Vegan Miso Mushroom and Barley Stew

Mushrooms, shallots, garlic, and thyme make a dreamy, comforting combo all on their own, but add miso and hearty barley and you’ve got a new recipe you’ll make over and over again. This warming soup recipe from The Plant-Forward Solution cookbook is easily made gluten-free by swapping the barley for buckwheat groats. 

What you need:

1 cup raw cashews
6 cups low-sodium vegetable broth, divided
1½ tablespoons olive oil
1 pound assorted fresh mushrooms (such as oyster, cremini, or shiitake), sliced
2 medium shallots, finely chopped
3 cloves garlic, minced 
1 tablespoon fresh thyme leaves, chopped
½ teaspoon salt
¼ teaspoon black pepper
2 tablespoons balsamic vinegar
⅔ cup pearled barley
2 tablespoons white miso paste

What you do:

  1. In a small saucepan over high heat, add cashews and 1 cup of broth and heat just until it comes to a boil.
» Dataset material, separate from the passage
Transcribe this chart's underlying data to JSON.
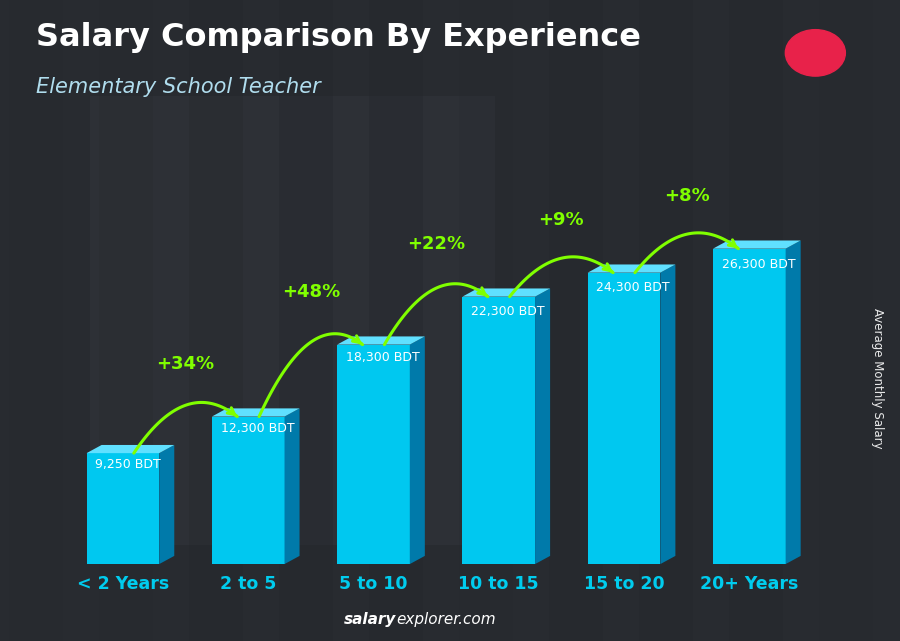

Pour into a high-powered blender, cover, and set aside.
  2. In a large pot over medium-high heat, warm oil. Add mushrooms, shallots, garlic, thyme, salt, and pepper, and sauté, stirring often, until mushrooms soften and begin to brown, 5 to 7 minutes. Stir in vinegar, then add barley and cook, stirring often, until lightly toasted, 2 to 3 minutes.
  3. Add remaining broth and bring to a boil. Reduce heat to medium-low, cover, and cook, stirring occasionally, until barley is tender, about 30 minutes. Remove from heat.
  4. Transfer 1 cup of soup (including some mushrooms and barley) and miso to blender with cashews and blend until very smooth. 
  5. Stir cashew mixture into stew. Divide into 4 soup bowls and serve.